Not sure how to solve the problem of search with this, but the hope would be that the linear structure gives you what you need, since fixing bytes on UUIDs should correspond to considering linear subspaces of the y vectors. Perhaps this can also be used to apply lexicographic order on the corresponding x vectors (i.e.: ordering the indexes), so that you could jump to each UUID matching the search in order.
6 replies →
Would it be easier if only the lowest bits of the index contributed to the "entropy"? Like if the 2^16th UUID was the one right after the first and n + 2^16 was the one after the nth. You wouldn't notice the pattern but it'd be easier for the computer to handle. I guess if you were searching for a substring you might notice the ones surrounding the matches look almost the same from match to match...
Let me cook something up for you. It's an interesting puzzle.

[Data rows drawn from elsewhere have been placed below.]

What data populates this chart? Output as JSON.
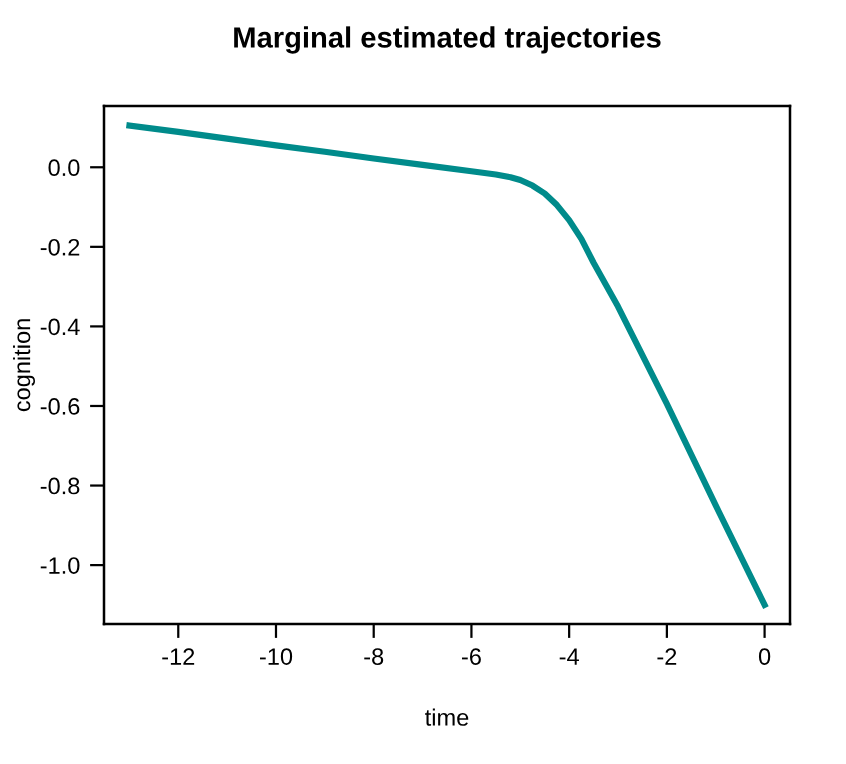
{
  "chart_data": {
    "type": "line",
    "title": "Marginal estimated trajectories",
    "xlabel": "time",
    "ylabel": "cognition",
    "series": [
      {
        "color": "#008b8b",
        "x": [
          -13,
          -12,
          -11,
          -10,
          -9,
          -8,
          -7,
          -6,
          -5.5,
          -5.2,
          -5,
          -4.75,
          -4.5,
          -4.25,
          -4,
          -3.75,
          -3.5,
          -3,
          -2,
          -1,
          0
        ],
        "values": [
          0.105,
          0.089,
          0.072,
          0.055,
          0.039,
          0.022,
          0.006,
          -0.01,
          -0.018,
          -0.025,
          -0.032,
          -0.046,
          -0.066,
          -0.095,
          -0.133,
          -0.18,
          -0.24,
          -0.35,
          -0.595,
          -0.85,
          -1.1
        ]
      }
    ],
    "xlim": [
      -13.52,
      0.52
    ],
    "ylim": [
      -1.148,
      0.154
    ],
    "xticks": [
      -12,
      -10,
      -8,
      -6,
      -4,
      -2,
      0
    ],
    "yticks": [
      {
        "value": 0,
        "label": "0.0"
      },
      {
        "value": -0.2,
        "label": "-0.2"
      },
      {
        "value": -0.4,
        "label": "-0.4"
      },
      {
        "value": -0.6,
        "label": "-0.6"
      },
      {
        "value": -0.8,
        "label": "-0.8"
      },
      {
        "value": -1.0,
        "label": "-1.0"
      }
    ],
    "grid": false,
    "legend": false,
    "marker": "none",
    "line_style": "solid"
  }
}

I think you can get pretty far, if you compromise on your entropy: it only has to look random, not actually be random. (I mean it doesn't have to be cryptographically secure randomness.)
Yes, it's possible with certain restrictions on the function. Here's an example:
This is a T-function, a function where the Kth bit only depends on the K-1 lower bits. prf() is a pseudo-random function that can be anything you like as long as it's another T-function. A standard LCRNG like (48271 * x) % 2147483647 works just fine for instance.
You can invert this by just running the function N times to test each bit from LSB to MSB against the result. If you know certain bits, you don't have to run those tests and you can order the matching UUIDs by the values of the K unknown bits from 0 to 2^(N - K) - 1.
You also don't need to keep track of the position with this method either, only a stopping point. Unlike the feistel network, this function also produces a full cycle when iterated as x_i+1 = f(x_i), only repeating after all numbers are produced. That means you could run this without a counter at all, just generating until the first value is produced again, for any bit length.